Avec la baisse annoncée de certains remboursements par l’Assurance maladie, notamment dans le domaine dentaire, une partie de la dépense sera mécaniquement transférée vers les complémentaires santé. Et chacun sait ce que cela signifie, des mutuelles qui devront prendre davantage en charge, donc des cotisations qui risquent d’augmenter pour les assurés mais aussi des restes à charge plus élevés.
Au final, ce sont encore les classes moyennes et les foyers qui vivent avec des revenus modestes qui seront les premiers touchés. Car une hausse de quelques dizaines d’euros par mois sur une mutuelle n’a pas le même impact selon que l’on dispose de revenus confortables ou que l’on compte chaque dépense du quotidien.
On nous répondra qu’il existe le « 100 % Santé », les contrats responsables ou différents dispositifs d’accompagnement. Mais cela ne change pas une réalité simple : lorsque la prise en charge collective diminue, quelqu’un doit payer la différence.
Notre modèle de Sécurité sociale est un héritage précieux. Il doit être défendu, mais aussi géré avec responsabilité et exigence.
Avant de demander toujours davantage aux Français qui travaillent, cotisent et respectent les règles, l’État doit avoir le courage de s’attaquer aux dérives : lutte contre les fraudes, contrôle des dépenses indues, sanctions contre les abus, meilleure gestion des arrêts de travail injustifiés et évaluation rigoureuse de chaque dispositif.
La solidarité nationale ne peut fonctionner durablement que si elle repose sur un principe d’équité : ceux qui contribuent doivent avoir le sentiment que l’argent public est utilisé avec sérieux.
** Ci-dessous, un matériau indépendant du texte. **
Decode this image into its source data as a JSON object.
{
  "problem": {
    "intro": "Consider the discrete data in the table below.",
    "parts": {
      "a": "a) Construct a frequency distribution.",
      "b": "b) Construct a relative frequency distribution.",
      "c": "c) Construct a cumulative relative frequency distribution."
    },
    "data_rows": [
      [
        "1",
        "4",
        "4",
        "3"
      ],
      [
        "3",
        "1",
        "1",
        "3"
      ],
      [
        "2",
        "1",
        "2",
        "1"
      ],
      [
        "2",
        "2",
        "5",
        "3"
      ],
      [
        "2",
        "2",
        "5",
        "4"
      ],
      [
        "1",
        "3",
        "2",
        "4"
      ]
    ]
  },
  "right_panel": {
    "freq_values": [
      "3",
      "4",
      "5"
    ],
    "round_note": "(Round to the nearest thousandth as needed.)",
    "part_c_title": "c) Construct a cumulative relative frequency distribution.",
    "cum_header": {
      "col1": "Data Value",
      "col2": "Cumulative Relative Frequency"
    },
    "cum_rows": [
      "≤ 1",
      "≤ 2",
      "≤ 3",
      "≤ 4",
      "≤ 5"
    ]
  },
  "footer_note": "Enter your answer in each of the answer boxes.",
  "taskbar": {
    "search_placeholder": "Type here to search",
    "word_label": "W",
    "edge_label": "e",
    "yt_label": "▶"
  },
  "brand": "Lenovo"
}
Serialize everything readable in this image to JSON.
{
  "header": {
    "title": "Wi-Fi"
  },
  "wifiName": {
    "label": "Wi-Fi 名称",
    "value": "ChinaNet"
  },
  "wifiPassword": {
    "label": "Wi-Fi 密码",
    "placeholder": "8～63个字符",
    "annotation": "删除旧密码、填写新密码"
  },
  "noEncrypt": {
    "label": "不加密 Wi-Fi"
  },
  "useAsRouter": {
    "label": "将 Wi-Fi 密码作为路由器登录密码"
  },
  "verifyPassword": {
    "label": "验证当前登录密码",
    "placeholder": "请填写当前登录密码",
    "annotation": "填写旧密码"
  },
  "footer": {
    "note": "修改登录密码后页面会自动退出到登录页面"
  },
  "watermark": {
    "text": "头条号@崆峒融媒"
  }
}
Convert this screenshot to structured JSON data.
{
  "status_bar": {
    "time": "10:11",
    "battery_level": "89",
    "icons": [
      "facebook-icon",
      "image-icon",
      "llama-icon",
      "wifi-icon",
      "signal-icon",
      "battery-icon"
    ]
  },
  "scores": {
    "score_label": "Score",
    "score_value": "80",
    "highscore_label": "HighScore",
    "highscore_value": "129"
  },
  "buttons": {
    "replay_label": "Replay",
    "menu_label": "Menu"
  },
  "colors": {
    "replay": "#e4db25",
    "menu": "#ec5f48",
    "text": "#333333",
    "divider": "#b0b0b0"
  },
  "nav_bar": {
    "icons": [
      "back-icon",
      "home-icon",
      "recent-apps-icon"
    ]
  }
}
La question n’est donc pas de remettre en cause la protection sociale, bien au contraire. La question est de savoir si nous voulons préserver un système solidaire en le protégeant des abus et des gaspillages, ou continuer à demander toujours plus d’efforts à ceux qui le financent.
La Sécurité sociale appartient à tous les Français. Elle mérite mieux que d’être une variable d’ajustement budgétaire.